For many politicians, the mood has been to kick the can along, to perpetuate the status quo with subsidies that are financed using deficits and debt (partly on the budget and partly in PSUs). The electricity sector is then a fiscal problem, because these same resources have other, and superior, applications in public finance.

However, kicking the can along has a deeper problem. When the fundamentals of distribution and electricity market structure are not fixed, the grid is not ready for decarbonisation. A large chunk of policy work, and financial investment, is required to make this one-time transition. The old world of renewables investment -- where grid operators grudgingly gave renewables the top priority even when it did not make economic sense for them -- is increasingly running out of steam. Going further with renewables now calls for deeper changes in distribution and market structure.

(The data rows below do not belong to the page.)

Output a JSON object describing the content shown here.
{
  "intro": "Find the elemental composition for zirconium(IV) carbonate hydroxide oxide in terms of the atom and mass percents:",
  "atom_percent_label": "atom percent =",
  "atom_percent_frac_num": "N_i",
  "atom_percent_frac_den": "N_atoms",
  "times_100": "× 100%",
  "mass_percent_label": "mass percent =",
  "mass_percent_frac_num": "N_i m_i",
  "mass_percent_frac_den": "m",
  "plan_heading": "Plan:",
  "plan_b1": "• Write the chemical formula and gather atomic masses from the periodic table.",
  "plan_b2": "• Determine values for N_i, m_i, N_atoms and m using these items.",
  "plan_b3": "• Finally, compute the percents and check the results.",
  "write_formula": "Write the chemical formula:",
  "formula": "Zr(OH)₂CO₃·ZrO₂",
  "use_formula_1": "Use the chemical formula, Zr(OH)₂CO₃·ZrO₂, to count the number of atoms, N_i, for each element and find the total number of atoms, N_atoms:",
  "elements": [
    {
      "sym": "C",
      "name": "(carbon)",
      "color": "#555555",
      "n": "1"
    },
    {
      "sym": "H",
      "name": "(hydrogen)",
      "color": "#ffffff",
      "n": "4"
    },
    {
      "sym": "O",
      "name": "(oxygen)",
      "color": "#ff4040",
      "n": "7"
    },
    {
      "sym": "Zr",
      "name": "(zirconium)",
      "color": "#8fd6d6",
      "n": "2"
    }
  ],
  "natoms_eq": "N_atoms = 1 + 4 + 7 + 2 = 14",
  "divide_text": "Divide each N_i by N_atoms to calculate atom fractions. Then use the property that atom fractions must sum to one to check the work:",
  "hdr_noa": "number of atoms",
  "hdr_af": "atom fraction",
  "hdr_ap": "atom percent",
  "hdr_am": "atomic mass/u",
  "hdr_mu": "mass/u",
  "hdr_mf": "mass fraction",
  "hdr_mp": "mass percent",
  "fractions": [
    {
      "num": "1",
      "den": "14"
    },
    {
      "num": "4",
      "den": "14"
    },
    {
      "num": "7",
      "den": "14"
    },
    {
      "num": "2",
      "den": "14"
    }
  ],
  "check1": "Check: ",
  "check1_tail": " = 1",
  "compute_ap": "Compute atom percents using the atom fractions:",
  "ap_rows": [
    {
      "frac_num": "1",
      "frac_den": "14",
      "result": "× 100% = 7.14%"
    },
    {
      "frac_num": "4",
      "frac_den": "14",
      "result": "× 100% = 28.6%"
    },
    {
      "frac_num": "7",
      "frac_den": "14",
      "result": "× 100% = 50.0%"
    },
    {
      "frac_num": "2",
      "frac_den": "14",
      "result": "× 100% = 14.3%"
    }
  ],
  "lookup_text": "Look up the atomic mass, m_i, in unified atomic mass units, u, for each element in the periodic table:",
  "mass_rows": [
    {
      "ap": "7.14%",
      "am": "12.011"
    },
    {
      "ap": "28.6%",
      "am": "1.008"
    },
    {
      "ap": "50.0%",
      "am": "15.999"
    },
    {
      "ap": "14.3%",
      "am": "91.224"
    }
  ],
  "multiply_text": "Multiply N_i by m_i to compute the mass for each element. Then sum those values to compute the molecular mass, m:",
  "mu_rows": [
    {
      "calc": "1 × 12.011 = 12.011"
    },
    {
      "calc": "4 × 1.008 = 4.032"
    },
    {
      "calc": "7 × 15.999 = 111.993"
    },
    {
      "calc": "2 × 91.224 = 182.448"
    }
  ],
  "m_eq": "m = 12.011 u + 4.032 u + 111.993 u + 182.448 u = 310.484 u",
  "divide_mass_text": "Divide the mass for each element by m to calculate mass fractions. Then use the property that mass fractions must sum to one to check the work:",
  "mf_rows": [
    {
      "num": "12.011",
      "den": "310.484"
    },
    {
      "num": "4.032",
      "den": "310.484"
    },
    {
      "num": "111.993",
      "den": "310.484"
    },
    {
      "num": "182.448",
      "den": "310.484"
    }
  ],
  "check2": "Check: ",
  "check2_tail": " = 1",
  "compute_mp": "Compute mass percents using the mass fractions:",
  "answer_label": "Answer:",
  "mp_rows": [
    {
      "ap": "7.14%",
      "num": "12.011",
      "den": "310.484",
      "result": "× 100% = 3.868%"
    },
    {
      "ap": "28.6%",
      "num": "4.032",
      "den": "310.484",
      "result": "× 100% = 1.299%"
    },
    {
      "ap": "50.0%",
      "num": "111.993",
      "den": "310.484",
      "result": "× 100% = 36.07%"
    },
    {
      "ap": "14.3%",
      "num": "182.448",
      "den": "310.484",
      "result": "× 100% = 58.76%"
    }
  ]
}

This will require creative solutions to distribution, such as shifting to private distribution companies for each urban region.

And then, comes the question of reassuring the private sector. Market mechanisms need to be devised so that private-private contracts increasingly arise, so that a private producer experiences the superior contract performance of a private counterpart. Private generators want to see a Commercial/Industrial buyer or a private distribution company as the buyer. Long term PPAs are counter-productive: what is required is a market mechanism with time-of-day pricing which will create incentives for storage and demand side responses.

Distribution companies are monopolies and require regulation to curtail monopoly pricing. This will call for the construction of regulatory capacity. When regulatory capacity is weak, the private sector will demand a higher risk premium for establishing (say) a Bangalore electricity distribution company.

For many states of India, electricity policy is thus bubbling up into a major question in the overall economic strategy of the state. The status quo involves a certain chance of electricity becoming a choke point for the possibility of high economic growth. Each state needs to look at this new situation, and devise an electricity reform that addresses their local requirements and local political economy.